Food technology group dishq aims to better understand the dietary preference of people, as well as predict their food choices with the use of AI. They are combining food science and machine learning to better understand the relationship between the two. According to CEO Kishan Vasani, they see a massive opportunity in the online food sector helping personalize an individual’s needs. This is a novel way of using better and smarter artificial intelligence in food industry.
AI in Food Industry
The group is steadily increasing their customer base as well as the companies that believe in their vision and goal. However, he also believes that there is a greater opportunity past this. dishq’s AI platform will steadily improve, which will also ameliorate the new solutions that develop along with it. With this steady improvement, it can help revolutionize the way consumer packaged goods (CPG) innovate as well. The group’s long-term goal is to change the huge fast-moving consumer goods (FMCG) landscape by equipping users with personalized recommendations. The goal is to achieve this in multiple platforms and restaurants.

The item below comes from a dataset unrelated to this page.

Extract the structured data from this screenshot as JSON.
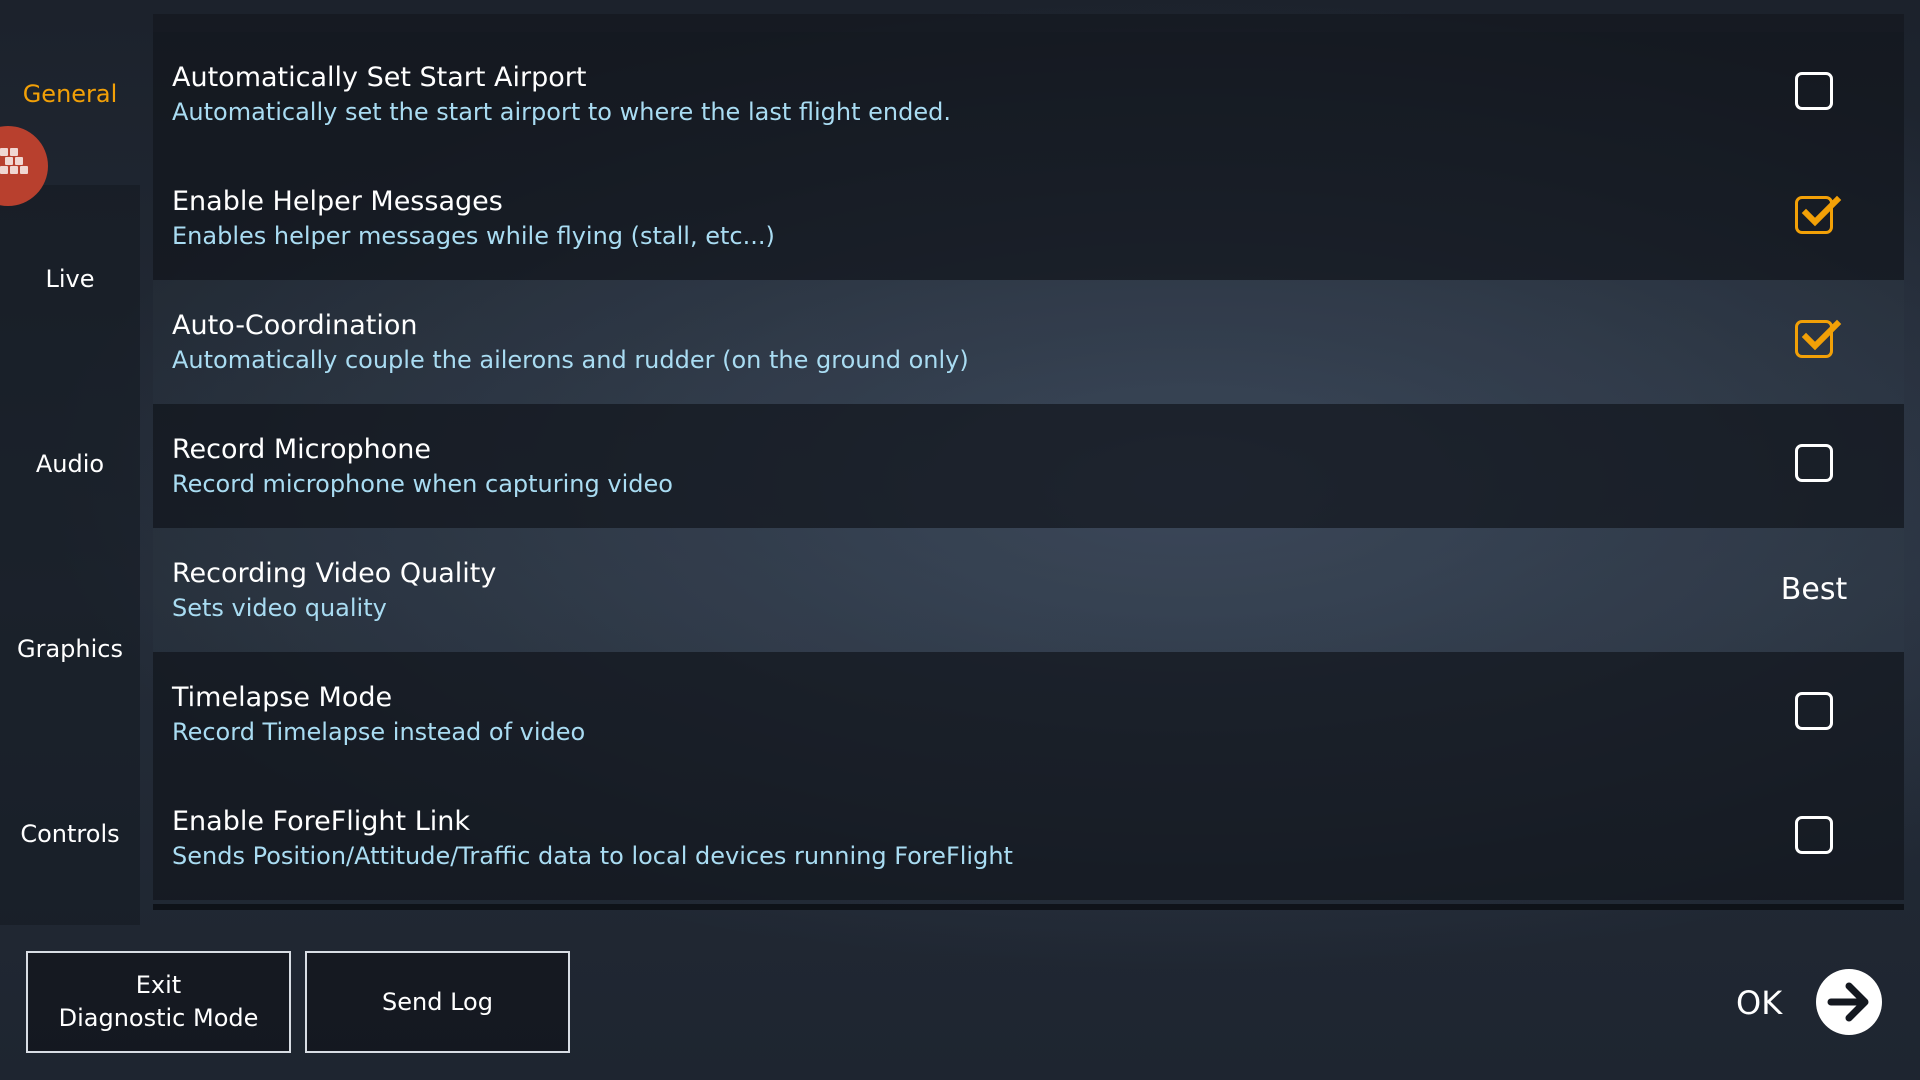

The idea behind a recommendation engine is thatfood preferences are unique to the individual. Working from a baseline, like a questionnaire — and then using actual purchases afterward– the recommendation engine can determine what the person will likely crave for.
Defining a person’s taste in food is not a static project. If it was, the recommendations would slowly spiral towards a small group of favorite foods.
Letting Clients’ Preferences Work for Them
Food preferences are dynamic and involve multiple factors, none of which is the same for every individual. With AI, there is no need to learn what the factors are. The machine learning facility will find out on its own what the individual will most likely order. AI is a freewheeling search and analysis of growing data. A programmed recommendation from known factors would result in an echo chamber, where the food recommendations would always be the same.
Machine learning depends on mining big data, allowing the machine to sift through data and analyze it on their own. This often leads to original insights. With dishq, AI is used starting from the user’s food preferences to the “recommendation engine.” In the restaurant sector, the engine creates custom recommendations to individual diners based on their taste, preferences, and items on the menu. Initially, the engine will be used in online apps. The target market – includes food technology companies and restaurants.
AI and Taste Analytics
After the recommendations engine, dishq’s biggest and most ambitious project is their taste analytics program. They hope to release their very first FMCG- or CPG-based product late this year. The goal is to help various brands develop and build products that match the consumer’s tastes.
With this program, dishq will help several FMCG companies by providing important taste analytics with massive sample amounts.
One of the biggest benefits of AI technology is that it can give companies relevant information from big data that they cannot get elsewhere. This is important because AI can provide more data on certain aspects of sensory testing when done on a massive scale. The plan is to launch the beta test for the taste analytics products in six months’ time. After that, it will take around three more months before dishq can officially launch it as a live platform.